Timely information on this one guys. I have the exact same boat/trailer (mine is a 2001). I couldn't find mention in my original papers on the maintenance for the bearings. I was able to estimate the mileage on my trailer since I owned it from the time it was new. And have always used high quality grease with a proper schedule of adding it. Most of my trips are @ 50 miles or less to one of my favorite fishing spots. Hence, not much mileage on the trailer. However, I am about to take the rig to Dale Hollow soon (300 mi. each way), and was wondering about the bearings. The maintenance link above was exactly what I was looking for. And, with it saying an average of 50,000 miles on the bearings is likely, I can relax a bit. I am no where near that! Have (grease) gun, will travel!
 
I know this is personal preference but whas is a good grease to use. All walmart had was Spertech anti corrosion marine trailer bearing grease. Its light brown in color instead of bluegreen I'm used to seeing.



is that OK to use?
 
Its most likley ok but if you would prefer the blue green stuff you can get lubrimatic at autozone and it works well.

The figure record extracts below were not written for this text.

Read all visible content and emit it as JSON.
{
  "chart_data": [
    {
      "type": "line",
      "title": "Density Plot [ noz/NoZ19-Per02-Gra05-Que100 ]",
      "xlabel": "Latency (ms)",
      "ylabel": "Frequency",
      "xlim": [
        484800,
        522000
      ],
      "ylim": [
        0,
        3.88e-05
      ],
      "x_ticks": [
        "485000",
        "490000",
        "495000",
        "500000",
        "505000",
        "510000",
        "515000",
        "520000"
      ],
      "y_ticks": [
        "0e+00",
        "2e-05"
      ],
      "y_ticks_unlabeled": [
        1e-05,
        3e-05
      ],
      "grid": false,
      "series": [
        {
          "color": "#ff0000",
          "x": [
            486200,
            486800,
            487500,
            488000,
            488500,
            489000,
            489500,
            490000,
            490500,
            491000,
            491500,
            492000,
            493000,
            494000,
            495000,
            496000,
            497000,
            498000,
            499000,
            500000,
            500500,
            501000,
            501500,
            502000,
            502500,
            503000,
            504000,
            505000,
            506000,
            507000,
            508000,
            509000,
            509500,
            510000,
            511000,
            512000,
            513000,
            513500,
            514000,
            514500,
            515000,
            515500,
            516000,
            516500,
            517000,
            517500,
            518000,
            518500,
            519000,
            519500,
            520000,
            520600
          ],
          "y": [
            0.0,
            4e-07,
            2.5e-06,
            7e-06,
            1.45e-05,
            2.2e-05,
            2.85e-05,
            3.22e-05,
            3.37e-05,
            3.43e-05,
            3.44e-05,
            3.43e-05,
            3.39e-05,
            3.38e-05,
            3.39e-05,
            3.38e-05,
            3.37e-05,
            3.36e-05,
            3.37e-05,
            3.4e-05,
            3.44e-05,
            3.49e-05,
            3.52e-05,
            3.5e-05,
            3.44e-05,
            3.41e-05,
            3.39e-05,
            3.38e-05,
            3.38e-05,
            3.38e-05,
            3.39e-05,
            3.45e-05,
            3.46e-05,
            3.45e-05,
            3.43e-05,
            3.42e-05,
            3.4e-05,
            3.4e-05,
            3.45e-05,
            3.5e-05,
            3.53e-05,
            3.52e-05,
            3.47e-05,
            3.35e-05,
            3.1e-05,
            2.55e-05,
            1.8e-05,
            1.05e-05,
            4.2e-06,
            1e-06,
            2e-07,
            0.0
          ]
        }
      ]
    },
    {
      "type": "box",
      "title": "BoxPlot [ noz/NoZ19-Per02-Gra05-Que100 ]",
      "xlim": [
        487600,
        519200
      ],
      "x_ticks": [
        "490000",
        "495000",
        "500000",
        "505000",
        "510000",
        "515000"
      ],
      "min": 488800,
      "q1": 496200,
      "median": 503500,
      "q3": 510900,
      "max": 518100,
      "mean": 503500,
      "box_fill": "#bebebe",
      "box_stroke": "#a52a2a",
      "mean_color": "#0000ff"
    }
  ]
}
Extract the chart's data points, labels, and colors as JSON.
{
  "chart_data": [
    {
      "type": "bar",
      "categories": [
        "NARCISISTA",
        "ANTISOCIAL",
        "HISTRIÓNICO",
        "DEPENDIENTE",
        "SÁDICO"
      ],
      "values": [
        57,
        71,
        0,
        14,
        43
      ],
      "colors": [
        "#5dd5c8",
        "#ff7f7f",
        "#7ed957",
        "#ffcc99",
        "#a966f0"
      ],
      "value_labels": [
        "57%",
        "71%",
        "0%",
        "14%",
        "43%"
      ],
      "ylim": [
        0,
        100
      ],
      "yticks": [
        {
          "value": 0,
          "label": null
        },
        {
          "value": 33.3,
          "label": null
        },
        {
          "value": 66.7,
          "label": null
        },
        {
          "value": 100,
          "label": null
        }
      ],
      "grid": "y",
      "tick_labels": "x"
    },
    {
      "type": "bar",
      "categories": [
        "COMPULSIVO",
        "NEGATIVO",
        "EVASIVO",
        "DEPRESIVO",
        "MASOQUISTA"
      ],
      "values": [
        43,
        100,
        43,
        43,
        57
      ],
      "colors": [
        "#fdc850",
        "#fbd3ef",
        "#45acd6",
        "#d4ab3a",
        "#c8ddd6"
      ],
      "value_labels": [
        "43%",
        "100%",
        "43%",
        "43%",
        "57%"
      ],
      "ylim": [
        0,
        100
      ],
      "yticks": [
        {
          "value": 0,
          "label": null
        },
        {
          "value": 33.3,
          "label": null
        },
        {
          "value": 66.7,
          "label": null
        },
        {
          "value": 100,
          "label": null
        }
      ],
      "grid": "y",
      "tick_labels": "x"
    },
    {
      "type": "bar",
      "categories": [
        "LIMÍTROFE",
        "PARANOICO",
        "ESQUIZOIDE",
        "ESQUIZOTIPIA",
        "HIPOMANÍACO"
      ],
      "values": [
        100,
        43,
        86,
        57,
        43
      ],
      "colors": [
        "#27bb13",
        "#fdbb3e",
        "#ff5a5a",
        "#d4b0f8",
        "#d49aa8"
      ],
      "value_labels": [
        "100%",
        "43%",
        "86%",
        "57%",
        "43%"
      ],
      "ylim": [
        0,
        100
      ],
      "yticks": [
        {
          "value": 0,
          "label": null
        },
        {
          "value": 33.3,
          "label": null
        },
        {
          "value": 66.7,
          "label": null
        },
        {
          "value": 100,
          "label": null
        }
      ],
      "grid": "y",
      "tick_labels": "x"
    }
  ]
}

I actually switched the type of grease i has been using the the past completly. I now use lucas red and tacky in mine. They say its a good marine grease as well as good for wheel bearings. One thing i have noticed for sure is the hubs dont get nearly as hot as they used to in the past on my trailer and i had to tow once with no cap for over 100 miles last year and it didnt fling everywhwre like regular grease would have. It stayed in the hub and did its job, i got home no problem. Lucas also makes a HD grease thats also good for wheel bearings and it "washout proof". Someone i trust told me to make the switch after he ran it for a while the red lucas and so far so good for me.